Mr. Speaker, colleagues, we had submitted a bill on the issue of a possible infection with a serious disease, HIV or hepatitis. This bill was based on a proposal from colleague Sabine de Bethune, which was submitted more than a legislature ago. However, we have been pleased to participate in the completion of the bill submitted subsequently by colleague Van Cauter.

Victims of a violent crime will be given the opportunity by this bill to quickly get exclusion about a possible infection. This can prevent people from having to take unnecessary preventive medication, which can have serious side effects and is expensive.

The finality of this bill is, therefore, primarily the health and the assurance of the presence or absence of a health risk as soon as possible, without prejudice to the criminal investigation. I think this was the most important element in the whole discussion. This has also been shown in the hearings, in the comments of Sensoa and the Privacy Commission. The finality is the health, not the HIV infection itself or the intention to charge a potential perpetrator by taking this as an element of the criminal investigation.

I think that the many discussions in the committee and beyond, and the hearings, have made a good contribution to the present bill with all the nuances it contains. In particular, this proposal should ensure that clarification can be quickly obtained without objecting to the criminal investigation with the data.


Sophie De Wit N-VA

Mr. Speaker, Mr. Minister, everything has already been said.

Mrs Van Cauter, it must be said, there is a stone being moved here. It may be just a small stone, but it is one. Any stone that can contribute to better protection of victims is an important one.

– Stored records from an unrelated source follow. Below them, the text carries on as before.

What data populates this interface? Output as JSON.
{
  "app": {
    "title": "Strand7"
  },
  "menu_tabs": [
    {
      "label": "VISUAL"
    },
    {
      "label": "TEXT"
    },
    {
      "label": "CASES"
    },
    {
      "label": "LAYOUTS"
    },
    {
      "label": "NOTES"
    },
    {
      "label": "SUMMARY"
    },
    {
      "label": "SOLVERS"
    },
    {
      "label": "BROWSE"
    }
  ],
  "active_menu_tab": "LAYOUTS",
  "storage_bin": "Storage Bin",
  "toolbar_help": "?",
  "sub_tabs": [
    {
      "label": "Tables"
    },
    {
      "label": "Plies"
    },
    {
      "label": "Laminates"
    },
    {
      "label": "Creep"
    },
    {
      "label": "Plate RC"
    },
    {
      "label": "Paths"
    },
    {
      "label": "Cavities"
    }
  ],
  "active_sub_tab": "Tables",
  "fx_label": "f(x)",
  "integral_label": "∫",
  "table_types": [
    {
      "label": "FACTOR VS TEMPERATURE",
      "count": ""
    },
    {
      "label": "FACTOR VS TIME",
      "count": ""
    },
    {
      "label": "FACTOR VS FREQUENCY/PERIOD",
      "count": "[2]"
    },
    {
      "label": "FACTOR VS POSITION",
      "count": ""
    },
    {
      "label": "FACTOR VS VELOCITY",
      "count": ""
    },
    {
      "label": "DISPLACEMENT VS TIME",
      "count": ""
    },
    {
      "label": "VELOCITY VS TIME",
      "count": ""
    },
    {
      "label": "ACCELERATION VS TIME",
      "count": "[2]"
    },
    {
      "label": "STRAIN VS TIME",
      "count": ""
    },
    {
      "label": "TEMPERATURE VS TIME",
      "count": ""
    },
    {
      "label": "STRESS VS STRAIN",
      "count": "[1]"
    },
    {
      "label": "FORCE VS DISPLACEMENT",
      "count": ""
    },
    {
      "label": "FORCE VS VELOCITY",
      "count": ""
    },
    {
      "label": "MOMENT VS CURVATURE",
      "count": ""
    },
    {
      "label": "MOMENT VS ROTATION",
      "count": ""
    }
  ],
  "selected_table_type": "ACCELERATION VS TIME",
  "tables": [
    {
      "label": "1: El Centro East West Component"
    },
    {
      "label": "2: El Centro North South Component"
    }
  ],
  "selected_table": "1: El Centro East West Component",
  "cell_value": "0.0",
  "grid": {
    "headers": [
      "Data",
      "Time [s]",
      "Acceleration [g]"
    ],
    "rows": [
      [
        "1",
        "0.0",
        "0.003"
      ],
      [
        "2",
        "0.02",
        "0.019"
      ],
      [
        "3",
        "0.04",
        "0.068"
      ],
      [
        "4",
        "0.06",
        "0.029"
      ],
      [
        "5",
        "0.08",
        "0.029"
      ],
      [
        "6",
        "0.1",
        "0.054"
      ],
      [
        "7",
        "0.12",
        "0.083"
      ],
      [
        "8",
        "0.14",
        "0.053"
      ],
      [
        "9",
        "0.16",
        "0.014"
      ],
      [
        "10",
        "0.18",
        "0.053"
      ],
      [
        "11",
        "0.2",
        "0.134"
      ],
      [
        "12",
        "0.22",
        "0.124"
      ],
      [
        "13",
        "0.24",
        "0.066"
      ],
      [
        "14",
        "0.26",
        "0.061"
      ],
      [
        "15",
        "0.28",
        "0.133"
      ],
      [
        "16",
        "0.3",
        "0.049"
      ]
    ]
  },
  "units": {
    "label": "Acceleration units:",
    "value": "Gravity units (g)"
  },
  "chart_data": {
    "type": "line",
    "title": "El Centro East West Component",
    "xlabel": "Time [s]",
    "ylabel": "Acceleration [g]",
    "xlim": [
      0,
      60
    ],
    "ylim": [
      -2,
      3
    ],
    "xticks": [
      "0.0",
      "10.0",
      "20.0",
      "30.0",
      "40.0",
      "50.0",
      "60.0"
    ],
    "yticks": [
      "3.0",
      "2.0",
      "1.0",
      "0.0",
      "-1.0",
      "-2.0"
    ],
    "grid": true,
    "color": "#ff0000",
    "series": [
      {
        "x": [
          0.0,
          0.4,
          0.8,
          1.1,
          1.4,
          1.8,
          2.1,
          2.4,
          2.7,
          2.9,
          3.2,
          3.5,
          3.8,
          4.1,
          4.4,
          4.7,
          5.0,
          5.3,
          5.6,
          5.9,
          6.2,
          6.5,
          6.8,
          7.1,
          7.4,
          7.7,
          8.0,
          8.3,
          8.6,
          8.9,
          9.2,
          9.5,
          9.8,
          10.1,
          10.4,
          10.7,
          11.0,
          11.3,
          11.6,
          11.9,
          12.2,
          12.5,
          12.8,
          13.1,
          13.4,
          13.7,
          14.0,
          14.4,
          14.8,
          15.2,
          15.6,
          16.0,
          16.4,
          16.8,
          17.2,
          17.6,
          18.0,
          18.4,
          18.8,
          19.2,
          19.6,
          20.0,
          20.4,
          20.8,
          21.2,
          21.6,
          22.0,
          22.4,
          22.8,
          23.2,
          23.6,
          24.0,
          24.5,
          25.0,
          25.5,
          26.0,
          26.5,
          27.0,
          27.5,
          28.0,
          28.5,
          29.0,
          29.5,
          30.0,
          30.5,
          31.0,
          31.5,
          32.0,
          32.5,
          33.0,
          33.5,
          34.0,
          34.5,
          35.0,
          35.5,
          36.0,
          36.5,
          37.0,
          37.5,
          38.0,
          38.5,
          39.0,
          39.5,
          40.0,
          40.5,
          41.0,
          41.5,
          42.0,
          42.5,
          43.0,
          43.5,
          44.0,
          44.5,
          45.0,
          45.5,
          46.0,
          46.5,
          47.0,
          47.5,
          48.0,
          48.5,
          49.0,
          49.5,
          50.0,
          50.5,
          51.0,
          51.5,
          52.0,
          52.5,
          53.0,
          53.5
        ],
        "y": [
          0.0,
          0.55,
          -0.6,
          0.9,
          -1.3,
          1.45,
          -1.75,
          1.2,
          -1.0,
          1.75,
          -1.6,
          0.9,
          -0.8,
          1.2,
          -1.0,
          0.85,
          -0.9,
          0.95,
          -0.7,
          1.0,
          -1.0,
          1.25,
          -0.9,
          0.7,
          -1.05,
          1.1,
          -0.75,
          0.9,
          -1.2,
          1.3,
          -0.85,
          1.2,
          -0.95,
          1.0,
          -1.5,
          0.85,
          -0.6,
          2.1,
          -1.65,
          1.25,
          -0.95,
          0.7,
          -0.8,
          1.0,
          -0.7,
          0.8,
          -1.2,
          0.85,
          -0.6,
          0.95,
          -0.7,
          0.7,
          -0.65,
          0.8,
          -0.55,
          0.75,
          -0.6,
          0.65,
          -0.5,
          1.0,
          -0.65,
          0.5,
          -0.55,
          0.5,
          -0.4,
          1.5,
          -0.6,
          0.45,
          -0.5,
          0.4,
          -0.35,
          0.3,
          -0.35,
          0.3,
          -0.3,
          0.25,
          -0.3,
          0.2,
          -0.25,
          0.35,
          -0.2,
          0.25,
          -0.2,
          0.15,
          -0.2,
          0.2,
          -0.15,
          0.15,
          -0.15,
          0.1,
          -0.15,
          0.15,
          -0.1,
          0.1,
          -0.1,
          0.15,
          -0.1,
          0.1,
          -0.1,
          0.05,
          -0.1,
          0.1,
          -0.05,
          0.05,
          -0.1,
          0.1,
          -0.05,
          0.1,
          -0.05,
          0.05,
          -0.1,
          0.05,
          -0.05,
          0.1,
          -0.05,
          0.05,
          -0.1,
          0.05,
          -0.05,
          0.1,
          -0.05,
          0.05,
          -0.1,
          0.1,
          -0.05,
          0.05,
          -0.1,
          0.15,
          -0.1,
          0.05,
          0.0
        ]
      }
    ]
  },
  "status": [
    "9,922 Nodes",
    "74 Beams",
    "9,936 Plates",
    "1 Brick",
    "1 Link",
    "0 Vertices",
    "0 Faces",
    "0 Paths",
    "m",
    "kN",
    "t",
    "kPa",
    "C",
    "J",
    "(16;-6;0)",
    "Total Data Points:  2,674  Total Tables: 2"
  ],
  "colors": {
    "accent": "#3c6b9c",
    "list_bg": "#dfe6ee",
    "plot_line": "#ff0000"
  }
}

I am very pleased that we have been able to work together on this issue in the committee. I think we owe this also to the victims who have experienced such serious cases.

In this way, we can already offer a solution. A pilot project that has been beneficial in practice can be generalized. We can give this a positive consequence.

I think this is an important bill, no matter how small the stone is.

Indeed, Mr. Van Hecke, the second reading is used in this case. There is a difference between use and abuse, but in this case the second reading was used for the better, allowing the legislation to provide a number of safeguards. It is obvious that this must be done, because each party must be able to be protected in such a situation. I think we have succeeded in this balance exercise.


Philippe Goffin MR

Mr. Speaker, in order to allow us to return to the Justice Committee for the question/answer session, I will be very brief. I look forward, on behalf of the MR group, to the conclusion of this text, which is the conclusion of long debates already begun during the previous legislature. This is a thoughtful, mature, achieved proposal to which a second reading has been added. Indeed, Mr. Van Hecke, in this case it was especially well used and we look forward to it.

What are we talking about? It is about optimizing interventions in favor of victims. It is known that there is a medical process for, within 72 hours of an aggression, to be able to eventually stop the process of a disease. But one can also make the economy of this intervention if it turns out to be unnecessary because it is care that, for the patient, is physically, psychologically and financially heavy. If, through this system, one can avoid this kind of intervention that would prove useless, that would be a good thing.

We are also pleased that this committee has been able to work in serenity and have resulted in a consensus that has enabled unanimity in this final text. This is a good thing, and as chairman of the commission, I can only rejoice. This is an improvement that is brought to the fate of the victims.